Albie and the pilot, who’d immediately been surrounded by gun-toting men, were quickly marched to Lawrence’s tent. Lawrence greeted the two men as they approached him, but Albie, dusty from the plane ride and breathless from the march, cut him off.
“She made it out of Damascus alive,” he said. “And she’s trying to get to your camp, Tom. You’ve got to find her. Immediately. She’s got maps on her showing the size and location of Turkish troops stationed between here and Damascus. They’ve set a trap for you. You’ve got to go after her. Now. The Turks are hot on her trail. They’ve put a price on her head. Anyone who finds her is under orders to recover the maps and bring her back to Damascus.”
“How do you know this?” Lawrence asked.
“A camel trader in Damascus swears he sold her a camel and supplies the night she escaped from the city. She was on the run, dressed as a man. She told him she was in the service of the great sheik Lawrence, and he told her where your camp was. After she’d got out of the city, he told the story to his brother, a spice merchant who works the backc
ountry between Damascus and Haifa.
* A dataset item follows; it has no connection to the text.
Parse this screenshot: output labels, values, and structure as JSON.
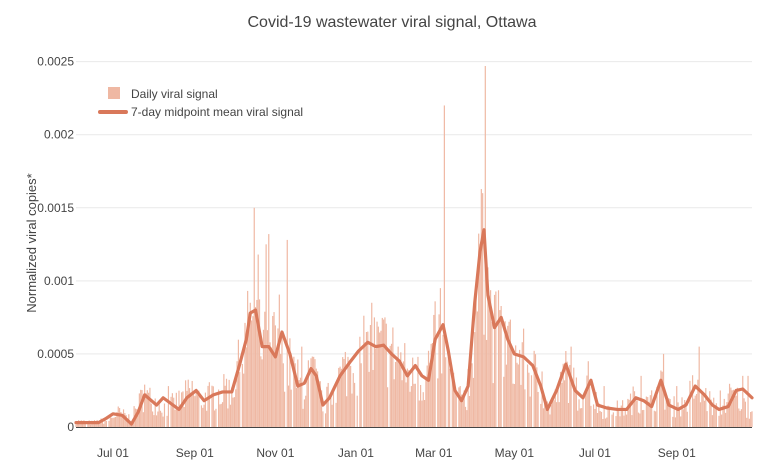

The merchant, who visits a whorehouse in Haifa, told the madam who runs it, and the madam told me. For a fee, of course. But I trust her information. My colleagues tell me she’s never been wrong.”
“How long ago did she leave Damascus?” Seamie asked
“I’m not sure. Four days, maybe,” Albie said.
“Then she should be close by now,” Tom said. “She’s an excellent navigator. She wouldn’t have got herself lost.”
“That’s the problem,” Albie said. “The trader who sold her the camel told her where to find your camp, Tom, but since then, you’ve moved camp.”
“Bloody hell. She’s trying to ride to the old camp,” Seamie said. “And there’s nothing there.” He turned to the pilot. “Can you fly out to the old campsite?” he asked.
“It’s about a seventy miles west of here,” Lawrence added. “Have you got enough petrol?”
“Petrol’s not the problem,” the pilot said. “I know that area. It’s all dunes. I can’t land. If I got down, I’d never get back up again.”
“Fly a recon, then,” Seamie said. “I’ll go with you. If we can spot her, we can turn around, get back here, and get a party of armed riders out to her straightaway.”
“Let’s go,” the pilot said, starting back toward his plane. Seamie was hot on his heels, but Albie called to him, stopping him.
“What is it?” Seamie said.
“There’s more to the story. According to the camel trader, Willa killed a high-ranking German officer—one Max von Brandt.”
“What? The same Max we knew in London? The bloke who came to my wedding?”
“Yes. I think he’s the spymaster, Seamie. The one I’ve been hunting. I think he worked for the German government while he was in London, that he established a link with an informant in the Admiralty while he was there, and that that link is still active. Still feeding information to the Germans on the whereabouts of our ships.”
Seamie couldn’t believe what he was hearing. “Do you have proof of this?”